Global markets headed for a positive weekend after US inflation

(Paris) A relaxation of several measures against COVID-19 in China and the sharper than expected slowdown in US inflation helped markets on Friday, despite fears over the cryptocurrency sector.

Updated yesterday at 12:07 p.m.

In Europe, most European indices finished in the green. Paris gained 0.58%, Milan 0.25% and Frankfurt 0.56%, the German place signing its best weekly progression since March 2022.

By contrast, London fell 0.78%, while UK GDP contracted 0.2% in the third quarter, a sign that the economy may already be in recession.

In New York, the trend was mixed following a euphoric session, where the NASDAQ soared more than 7%. Around 11:50 a.m., the NASDAQ was up 0.77%, the S&P 500 0.10%, while the Dow Jones fell 0.69%.

The Hong Kong Stock Exchange index, which is dominated by technology, also took off by more than 7%.

Thursday’s release of a sharper-than-expected slowdown in inflation (to 7.7%) in the United States in October sparked a frenzy of buy-equity orders, a slump in bond yields State and an ebb of the dollar.

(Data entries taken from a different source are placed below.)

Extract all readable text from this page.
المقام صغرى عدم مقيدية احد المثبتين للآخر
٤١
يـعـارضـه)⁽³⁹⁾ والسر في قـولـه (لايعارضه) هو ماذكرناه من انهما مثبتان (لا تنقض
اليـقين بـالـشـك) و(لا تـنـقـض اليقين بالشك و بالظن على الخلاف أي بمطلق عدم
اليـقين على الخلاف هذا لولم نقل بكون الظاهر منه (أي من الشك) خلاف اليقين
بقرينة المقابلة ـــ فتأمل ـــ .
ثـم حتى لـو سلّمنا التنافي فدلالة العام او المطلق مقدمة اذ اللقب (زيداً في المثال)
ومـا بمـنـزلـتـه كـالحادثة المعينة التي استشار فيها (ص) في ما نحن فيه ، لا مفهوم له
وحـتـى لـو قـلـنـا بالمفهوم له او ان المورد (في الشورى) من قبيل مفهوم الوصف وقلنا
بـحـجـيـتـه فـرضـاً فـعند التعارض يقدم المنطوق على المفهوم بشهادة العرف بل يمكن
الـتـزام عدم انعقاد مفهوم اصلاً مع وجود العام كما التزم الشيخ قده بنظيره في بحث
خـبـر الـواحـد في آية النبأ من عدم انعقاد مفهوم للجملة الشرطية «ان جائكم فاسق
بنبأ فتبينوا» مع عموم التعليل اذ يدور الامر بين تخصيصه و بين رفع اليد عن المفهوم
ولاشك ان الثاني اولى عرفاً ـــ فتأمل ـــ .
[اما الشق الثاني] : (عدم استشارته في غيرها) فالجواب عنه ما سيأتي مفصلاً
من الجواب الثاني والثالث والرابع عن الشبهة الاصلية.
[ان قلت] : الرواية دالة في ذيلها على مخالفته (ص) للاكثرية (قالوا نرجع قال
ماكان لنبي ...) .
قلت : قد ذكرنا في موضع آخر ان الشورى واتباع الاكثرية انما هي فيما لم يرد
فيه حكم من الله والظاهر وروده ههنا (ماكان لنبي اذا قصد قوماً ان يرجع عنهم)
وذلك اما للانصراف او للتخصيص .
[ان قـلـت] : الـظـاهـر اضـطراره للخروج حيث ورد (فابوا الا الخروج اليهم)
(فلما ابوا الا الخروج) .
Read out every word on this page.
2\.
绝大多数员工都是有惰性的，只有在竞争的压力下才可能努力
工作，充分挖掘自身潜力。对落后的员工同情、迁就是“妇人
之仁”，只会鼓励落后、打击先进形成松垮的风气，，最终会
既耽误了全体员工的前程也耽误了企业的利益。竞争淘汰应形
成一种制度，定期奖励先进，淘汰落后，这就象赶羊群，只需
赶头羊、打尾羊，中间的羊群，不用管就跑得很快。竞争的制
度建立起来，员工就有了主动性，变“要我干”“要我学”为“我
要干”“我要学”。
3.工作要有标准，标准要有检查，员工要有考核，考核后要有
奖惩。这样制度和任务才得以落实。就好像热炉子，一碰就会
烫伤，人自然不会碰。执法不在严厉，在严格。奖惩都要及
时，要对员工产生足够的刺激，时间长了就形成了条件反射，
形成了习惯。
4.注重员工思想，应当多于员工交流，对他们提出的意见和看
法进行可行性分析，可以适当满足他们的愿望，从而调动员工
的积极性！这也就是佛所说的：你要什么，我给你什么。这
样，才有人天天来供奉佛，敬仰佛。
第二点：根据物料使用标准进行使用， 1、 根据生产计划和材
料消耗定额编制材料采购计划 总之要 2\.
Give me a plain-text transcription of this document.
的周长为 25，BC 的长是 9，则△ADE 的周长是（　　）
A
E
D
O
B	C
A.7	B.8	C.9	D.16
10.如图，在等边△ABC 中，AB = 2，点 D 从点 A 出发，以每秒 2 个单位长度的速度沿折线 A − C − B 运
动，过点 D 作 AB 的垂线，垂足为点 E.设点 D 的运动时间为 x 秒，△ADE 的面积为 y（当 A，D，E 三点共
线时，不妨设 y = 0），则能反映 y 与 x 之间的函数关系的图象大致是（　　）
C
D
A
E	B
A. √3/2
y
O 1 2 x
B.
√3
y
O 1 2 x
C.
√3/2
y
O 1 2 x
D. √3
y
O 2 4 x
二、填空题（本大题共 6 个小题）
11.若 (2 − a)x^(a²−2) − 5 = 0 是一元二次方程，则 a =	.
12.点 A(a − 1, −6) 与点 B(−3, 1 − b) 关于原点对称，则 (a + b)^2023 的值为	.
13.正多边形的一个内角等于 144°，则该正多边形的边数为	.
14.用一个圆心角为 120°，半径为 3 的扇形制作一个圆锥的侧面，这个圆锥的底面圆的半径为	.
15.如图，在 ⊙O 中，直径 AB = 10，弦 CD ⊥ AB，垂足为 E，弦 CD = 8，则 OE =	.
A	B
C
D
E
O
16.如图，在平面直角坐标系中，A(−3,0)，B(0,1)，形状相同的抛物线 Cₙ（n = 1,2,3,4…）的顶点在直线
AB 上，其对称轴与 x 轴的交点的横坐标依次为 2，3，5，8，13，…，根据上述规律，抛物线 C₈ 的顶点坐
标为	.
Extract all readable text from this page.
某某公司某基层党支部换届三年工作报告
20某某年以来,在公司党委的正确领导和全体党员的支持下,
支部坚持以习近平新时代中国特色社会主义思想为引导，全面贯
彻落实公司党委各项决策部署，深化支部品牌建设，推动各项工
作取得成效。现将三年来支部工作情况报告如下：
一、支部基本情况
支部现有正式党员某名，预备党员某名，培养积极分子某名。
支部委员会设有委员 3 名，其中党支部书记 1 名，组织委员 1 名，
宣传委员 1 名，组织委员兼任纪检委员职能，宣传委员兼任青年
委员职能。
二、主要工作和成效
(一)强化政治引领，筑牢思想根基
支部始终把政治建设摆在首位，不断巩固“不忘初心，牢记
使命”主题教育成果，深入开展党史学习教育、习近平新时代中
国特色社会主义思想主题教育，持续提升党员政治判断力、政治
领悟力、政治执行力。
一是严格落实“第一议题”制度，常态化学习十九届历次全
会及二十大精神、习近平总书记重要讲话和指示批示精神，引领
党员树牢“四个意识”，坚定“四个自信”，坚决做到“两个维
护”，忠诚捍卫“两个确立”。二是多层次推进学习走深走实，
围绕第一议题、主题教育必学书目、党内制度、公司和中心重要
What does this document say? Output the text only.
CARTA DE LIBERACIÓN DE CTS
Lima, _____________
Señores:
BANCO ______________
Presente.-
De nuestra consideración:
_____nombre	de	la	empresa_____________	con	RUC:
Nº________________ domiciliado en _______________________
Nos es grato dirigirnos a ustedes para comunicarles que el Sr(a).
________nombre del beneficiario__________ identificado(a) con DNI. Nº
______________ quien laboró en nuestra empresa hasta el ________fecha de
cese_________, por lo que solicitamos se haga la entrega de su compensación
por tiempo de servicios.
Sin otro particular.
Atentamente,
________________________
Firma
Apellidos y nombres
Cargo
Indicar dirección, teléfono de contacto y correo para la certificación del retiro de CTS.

The announcement on Friday of a relaxation of certain measures against COVID-19 in China, in particular a reduction of the quarantine on arrival in the country from ten to eight days, boosted the markets.

“It’s hard not to think once again that the markets seem to be getting a bit ahead of themselves, given that the quarantine period in China is still quite long and the infection rates of COVID- 19 are rising and not falling,” said CMC Markets analyst Michael Hewson.

Ditto for inflation, “the reaction to this figure seems a bit extreme, even exaggerated, but it must be recognized that investors have waited a long time for this opportunity and that a lot of negativity has been priced in during this time”, comments Craig Erlam, analyst from Oanda.

With rising prices decelerating and a slowing economy, investors are hoping the US central bank eases off its monetary tightening cycle.

However on the bond market, European sovereign interest rates, which had collapsed the day before, rose to levels close to those where they were before the publication of inflation figures on Thursday. The German 10-year yield was worth 2.15%. The US market is closed for Veterans Day.

Slack on health

With the renewed appetite for risk, so-called defensive stocks fell, particularly those in the health sector: Sanofi lost 5.22%, UCB Pharma 6.08%, Novartis 4% and AstraZeneca 5.02%. . GSK fell 6.01%, “following a downgrading of UBS’s rating, due to uncertainty about future levels of sales of the Shingrix vaccine”, explains Michael Hewson.

In New York, Johnson & Johnson fell 3.07%, Merck 3.18% and Eli Lilly 4.42%.

On the side of currencies and oil

The dollar continued its decline on Friday, reaching a three-month low against the euro.

In two sessions, the Dollar index, which compares the greenback to a basket of other major currencies, plummeted by 3.38%.

The American currency lost 1.17% against the euro at 1.0330 dollars.

The British pound fell against the euro by 0.59% to 87.66 pence, weighed down by the contraction of British GDP.

Investors were watching the possible implications of the troubles in the cryptocurrency sector. The FTX cryptocurrency platform, in turmoil for a week, declared bankruptcy, and its leader Sam Bankman-Fried resigned on Friday.

After this announcement, bitcoin fell 6.07% to $16,725.

Oil prices were supported by the easing of Chinese anti-COVID-19 restrictions.

Around 11:45 a.m., a barrel of Brent from the North Sea for delivery in January 2023 gained 2.22% to 95.76 dollars. A barrel of US West Texas Intermediate (WTI) for December delivery appreciated 2.58% to 88.69 dollars.